23 Février 2010, 07:06am

Publié par PCF Villepinte

Après 4 jours de grève, paralysant peu à peu les raffineries, le groupe pétrolier a engagé des discussions avec les syndicats. Le ministre de l’Industrie, qui a reçu le PDG, a pris acte du projet de Total d’arrêter le raffinage à Dunkerque.
total-222.jpgDes centaines d’emplois, l’avenir d’un site industriel et de toute une branche d’activité et, en dernière instance, une part de l’indépendance énergétique du pays. Ce sont tous ces enjeux qu’en quelques jours de grève, les salariés des raffineries de Total ont propulsés au premier plan de l’actualité politique, économique et sociale, plaçant la direction de ce groupe tout puissant ainsi que le gouvernement sur la défensive.

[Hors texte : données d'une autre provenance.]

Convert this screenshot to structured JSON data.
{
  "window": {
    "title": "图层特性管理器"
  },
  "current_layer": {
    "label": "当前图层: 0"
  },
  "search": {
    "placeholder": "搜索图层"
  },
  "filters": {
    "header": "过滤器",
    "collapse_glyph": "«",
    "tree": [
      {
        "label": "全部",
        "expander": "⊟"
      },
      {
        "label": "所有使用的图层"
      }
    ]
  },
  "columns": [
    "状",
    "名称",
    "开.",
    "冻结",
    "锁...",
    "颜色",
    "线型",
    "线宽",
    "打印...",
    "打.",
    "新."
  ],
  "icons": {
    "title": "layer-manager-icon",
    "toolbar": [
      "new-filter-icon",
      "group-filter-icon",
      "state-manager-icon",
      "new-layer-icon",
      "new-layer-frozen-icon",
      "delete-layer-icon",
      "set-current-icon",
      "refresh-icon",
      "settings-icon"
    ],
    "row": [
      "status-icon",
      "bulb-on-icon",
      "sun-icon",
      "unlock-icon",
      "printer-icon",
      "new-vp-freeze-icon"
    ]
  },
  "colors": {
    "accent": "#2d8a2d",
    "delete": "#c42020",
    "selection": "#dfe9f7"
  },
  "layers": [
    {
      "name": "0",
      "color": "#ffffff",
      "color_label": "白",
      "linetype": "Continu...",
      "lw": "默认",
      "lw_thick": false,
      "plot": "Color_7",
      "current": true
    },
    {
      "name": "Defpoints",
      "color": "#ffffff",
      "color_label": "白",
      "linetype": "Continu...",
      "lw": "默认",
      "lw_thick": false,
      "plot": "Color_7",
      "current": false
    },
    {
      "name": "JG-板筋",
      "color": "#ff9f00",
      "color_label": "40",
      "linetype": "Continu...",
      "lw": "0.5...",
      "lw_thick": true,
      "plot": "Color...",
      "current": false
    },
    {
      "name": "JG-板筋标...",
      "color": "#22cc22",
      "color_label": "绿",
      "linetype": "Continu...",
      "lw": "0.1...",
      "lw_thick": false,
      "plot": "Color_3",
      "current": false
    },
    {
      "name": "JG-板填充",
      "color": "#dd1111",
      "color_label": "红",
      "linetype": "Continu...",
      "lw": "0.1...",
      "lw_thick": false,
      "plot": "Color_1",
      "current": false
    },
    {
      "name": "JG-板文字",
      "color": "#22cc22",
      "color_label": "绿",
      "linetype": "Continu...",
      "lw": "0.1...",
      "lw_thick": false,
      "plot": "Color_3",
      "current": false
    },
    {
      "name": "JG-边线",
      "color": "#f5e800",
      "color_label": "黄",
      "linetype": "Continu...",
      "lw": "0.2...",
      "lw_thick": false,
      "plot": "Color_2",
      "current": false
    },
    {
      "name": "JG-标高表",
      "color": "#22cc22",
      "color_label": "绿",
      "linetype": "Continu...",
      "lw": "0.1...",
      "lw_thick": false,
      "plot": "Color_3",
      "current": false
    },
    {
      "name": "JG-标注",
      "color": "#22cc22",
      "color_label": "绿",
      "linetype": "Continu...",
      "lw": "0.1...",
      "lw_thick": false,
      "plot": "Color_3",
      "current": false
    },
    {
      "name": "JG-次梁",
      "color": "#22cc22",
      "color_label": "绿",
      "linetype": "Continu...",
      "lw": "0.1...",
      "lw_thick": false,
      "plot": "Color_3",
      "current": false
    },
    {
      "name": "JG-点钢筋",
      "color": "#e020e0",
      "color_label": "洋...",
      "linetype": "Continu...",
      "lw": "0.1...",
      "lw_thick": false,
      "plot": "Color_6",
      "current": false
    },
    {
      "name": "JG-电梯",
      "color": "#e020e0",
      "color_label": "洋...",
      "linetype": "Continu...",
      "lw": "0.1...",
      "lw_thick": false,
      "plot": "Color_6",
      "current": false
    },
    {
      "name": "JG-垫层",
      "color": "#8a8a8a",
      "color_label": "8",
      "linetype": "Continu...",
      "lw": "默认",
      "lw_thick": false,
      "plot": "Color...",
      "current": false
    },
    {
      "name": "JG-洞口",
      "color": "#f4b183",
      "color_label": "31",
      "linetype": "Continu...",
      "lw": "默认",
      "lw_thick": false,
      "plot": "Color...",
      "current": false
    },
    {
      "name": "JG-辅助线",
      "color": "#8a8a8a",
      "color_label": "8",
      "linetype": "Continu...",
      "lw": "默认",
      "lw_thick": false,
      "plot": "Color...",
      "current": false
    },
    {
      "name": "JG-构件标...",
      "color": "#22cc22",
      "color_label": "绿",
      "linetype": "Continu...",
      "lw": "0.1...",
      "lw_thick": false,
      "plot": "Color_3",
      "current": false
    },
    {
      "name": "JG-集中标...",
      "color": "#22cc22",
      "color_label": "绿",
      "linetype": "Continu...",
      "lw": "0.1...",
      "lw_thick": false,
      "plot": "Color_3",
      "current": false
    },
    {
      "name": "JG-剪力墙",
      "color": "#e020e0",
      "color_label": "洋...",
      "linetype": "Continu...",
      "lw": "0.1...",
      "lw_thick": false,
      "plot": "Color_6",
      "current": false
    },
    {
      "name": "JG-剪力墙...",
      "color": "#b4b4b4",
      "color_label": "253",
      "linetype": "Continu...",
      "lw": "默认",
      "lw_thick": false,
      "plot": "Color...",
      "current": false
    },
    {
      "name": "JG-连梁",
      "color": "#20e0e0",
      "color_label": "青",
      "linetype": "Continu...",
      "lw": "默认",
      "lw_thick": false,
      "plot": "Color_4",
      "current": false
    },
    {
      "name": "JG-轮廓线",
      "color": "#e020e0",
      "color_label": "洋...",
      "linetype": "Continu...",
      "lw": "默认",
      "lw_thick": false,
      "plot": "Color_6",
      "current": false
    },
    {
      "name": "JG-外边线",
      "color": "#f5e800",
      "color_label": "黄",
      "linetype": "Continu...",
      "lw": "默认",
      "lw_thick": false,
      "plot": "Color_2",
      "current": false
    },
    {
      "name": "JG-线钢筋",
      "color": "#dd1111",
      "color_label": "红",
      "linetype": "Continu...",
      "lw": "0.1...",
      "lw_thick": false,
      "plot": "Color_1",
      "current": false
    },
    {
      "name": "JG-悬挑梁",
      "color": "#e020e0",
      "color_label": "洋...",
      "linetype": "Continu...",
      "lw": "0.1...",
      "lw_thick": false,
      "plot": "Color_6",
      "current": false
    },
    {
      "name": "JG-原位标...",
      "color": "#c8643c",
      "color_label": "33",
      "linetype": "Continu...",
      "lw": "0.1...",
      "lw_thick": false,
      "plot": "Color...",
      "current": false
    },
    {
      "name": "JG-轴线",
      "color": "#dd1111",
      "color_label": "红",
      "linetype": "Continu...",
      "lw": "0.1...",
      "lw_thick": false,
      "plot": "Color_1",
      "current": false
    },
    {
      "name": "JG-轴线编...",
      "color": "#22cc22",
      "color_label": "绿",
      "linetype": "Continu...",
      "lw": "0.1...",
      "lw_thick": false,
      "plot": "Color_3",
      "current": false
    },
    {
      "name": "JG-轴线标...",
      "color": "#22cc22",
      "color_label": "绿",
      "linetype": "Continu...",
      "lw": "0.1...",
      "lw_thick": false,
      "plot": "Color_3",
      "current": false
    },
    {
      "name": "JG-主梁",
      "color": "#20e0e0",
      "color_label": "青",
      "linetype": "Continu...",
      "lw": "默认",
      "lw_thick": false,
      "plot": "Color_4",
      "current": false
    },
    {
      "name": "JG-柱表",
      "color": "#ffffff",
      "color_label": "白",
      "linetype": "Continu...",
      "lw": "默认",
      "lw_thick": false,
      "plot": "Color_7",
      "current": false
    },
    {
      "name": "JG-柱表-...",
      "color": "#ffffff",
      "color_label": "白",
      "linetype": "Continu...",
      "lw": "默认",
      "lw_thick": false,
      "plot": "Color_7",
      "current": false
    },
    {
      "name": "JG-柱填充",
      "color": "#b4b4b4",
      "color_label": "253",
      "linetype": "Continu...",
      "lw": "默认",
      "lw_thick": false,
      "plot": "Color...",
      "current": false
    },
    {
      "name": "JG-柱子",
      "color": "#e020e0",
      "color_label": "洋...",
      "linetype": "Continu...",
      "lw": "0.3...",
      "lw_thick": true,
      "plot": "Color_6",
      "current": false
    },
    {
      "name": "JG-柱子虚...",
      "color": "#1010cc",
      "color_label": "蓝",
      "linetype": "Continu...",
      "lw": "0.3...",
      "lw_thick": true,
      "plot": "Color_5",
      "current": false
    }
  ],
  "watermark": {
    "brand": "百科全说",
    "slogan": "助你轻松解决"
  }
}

Samedi, quarante-huit heures après le début de la grève « illimitée », Total annonçait aux syndicats qu’une réunion de négociation aurait lieu dimanche. Et dans la foulée, le ministre de l’Industrie, Christian Estrosi, faisait savoir qu’il recevrait, dimanche soir, le PDG du groupe, Christophe de Margerie. La puissance du mouvement pouvait difficilement, il est vrai, laisser indifférent. Sur les six raffineries que compte Total dans l’Hexagone, ainsi que dans une quinzaine de dépôts, la grève était suivie à environ 80 %, et entraînait l’arrêt progressif d’installations qui assurent la moitié de l’approvisionnement des stations-service françaises. S’il devait se poursuivre, le mouvement pourrait entraîner une pénurie d’essence, à plus ou moins court terme : elle pourrait être « à l’ordre du jour » dès le début de la semaine, selon la CGT, « après dix à vingt jours », selon l’Union française des industries pétrolières qui met en avant le nombre de dépôts de produits pétroliers (219 dans le pays), qui, même s’ils ne sont plus alimentés par les raffineries, peuvent continuer à fournir les stations-service.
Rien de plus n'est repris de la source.